Албеску, разом обессилев, плюхнулся на стул. Потянулось молчание, изредка прерываемое тяжкими вздохами.

Тырнэвян заговорил первым:

— Что будем делать?

— Я… — начал было Албеску и запнулся.

— Ничего не скажешь, подлость — она и есть подлость! — взорвался Тырнэвян. — Так обмануть! Завтра мы будем посмешищем всего города! Почему он не сказал сразу?

— Чтобы мы все узнали потом! — вздохнул Албеску.

— Я был единственным человеком в городе, который не подозревал, что его собственный дом идет с молотка! Завтра уезжаю… но один!

— Ты думаешь, дома продадут?

— Непременно! Хотя их стоимость долгов все равно не покроет. Долги колоссальные! — Тырнэвян был вне себя.

— И когда он только успел наделать таких долгов?

Щека у Тырнэвяна подергивалась.

— Этот мужлан просто издевался над нами! — брызгая слюной, заговорил Тырнэвян. — На наши дома наложить арест! Говорят, он построил их на деньги, взятые из банка! А мы-то, дураки, им восхищались… Черт бы побрал его! Ходят слухи, что он целое состояние в карты спустил.

— Мы и сами прекрасно знали, что он только проигрывает, — устало заметил Албеску.

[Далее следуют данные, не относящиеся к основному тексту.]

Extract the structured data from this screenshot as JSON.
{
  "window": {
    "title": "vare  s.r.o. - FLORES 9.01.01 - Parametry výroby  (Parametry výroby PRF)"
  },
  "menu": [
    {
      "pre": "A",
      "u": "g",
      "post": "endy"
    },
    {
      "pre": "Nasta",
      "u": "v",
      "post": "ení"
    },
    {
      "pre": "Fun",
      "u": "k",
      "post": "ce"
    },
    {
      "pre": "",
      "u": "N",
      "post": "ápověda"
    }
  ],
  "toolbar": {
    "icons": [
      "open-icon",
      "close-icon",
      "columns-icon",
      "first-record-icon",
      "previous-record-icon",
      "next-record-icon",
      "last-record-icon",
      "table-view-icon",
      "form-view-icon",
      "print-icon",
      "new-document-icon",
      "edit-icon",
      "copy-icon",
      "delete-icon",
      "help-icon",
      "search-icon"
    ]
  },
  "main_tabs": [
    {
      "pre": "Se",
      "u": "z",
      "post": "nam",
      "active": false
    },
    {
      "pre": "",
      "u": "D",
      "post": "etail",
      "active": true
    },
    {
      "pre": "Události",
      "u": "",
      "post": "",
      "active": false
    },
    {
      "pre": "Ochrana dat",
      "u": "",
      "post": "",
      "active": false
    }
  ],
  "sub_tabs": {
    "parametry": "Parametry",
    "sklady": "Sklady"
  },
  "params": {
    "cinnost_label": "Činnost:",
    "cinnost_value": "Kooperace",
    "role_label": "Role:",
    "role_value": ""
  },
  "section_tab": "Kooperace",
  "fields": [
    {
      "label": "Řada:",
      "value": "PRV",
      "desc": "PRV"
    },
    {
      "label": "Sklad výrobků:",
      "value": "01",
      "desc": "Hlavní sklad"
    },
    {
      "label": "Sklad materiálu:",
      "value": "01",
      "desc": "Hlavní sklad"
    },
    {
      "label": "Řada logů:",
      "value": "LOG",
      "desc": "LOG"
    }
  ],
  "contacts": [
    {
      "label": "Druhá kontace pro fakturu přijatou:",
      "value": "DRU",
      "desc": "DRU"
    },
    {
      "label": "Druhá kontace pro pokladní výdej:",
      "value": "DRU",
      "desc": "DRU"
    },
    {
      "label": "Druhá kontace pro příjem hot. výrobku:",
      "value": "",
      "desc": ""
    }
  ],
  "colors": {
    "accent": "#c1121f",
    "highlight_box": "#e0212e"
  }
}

— Знать-то знали, но кто думал, что дела у него так плохи? Кто поверил бы, что он стоит на краю пропасти? Но делать нечего. Придется быстренько развязаться и с ним, и со всем его семейством. Пускай забирает дочку обратно! Я ее и видеть не хочу. Завтра же выеду из дома, а дальше провались все пропадом, мне и дела нет. Нас-то он должен был поставить в известность. Настоящий отец должен в первую очередь обеспечить дочерей приданым! Он нас выставил на посмешище! Сперва все нам завидовали, а теперь мы останемся без крыши над головой? Нет, я все для себя решил!

— А если все не так? — робко спросил Албеску. — Если все это лишь злопыхательство и долги не так уж и велики? Я предпочел бы подождать.

— Чего ждать-то? Мы и так в наиглупейшем положении! Но, если нравится, жди!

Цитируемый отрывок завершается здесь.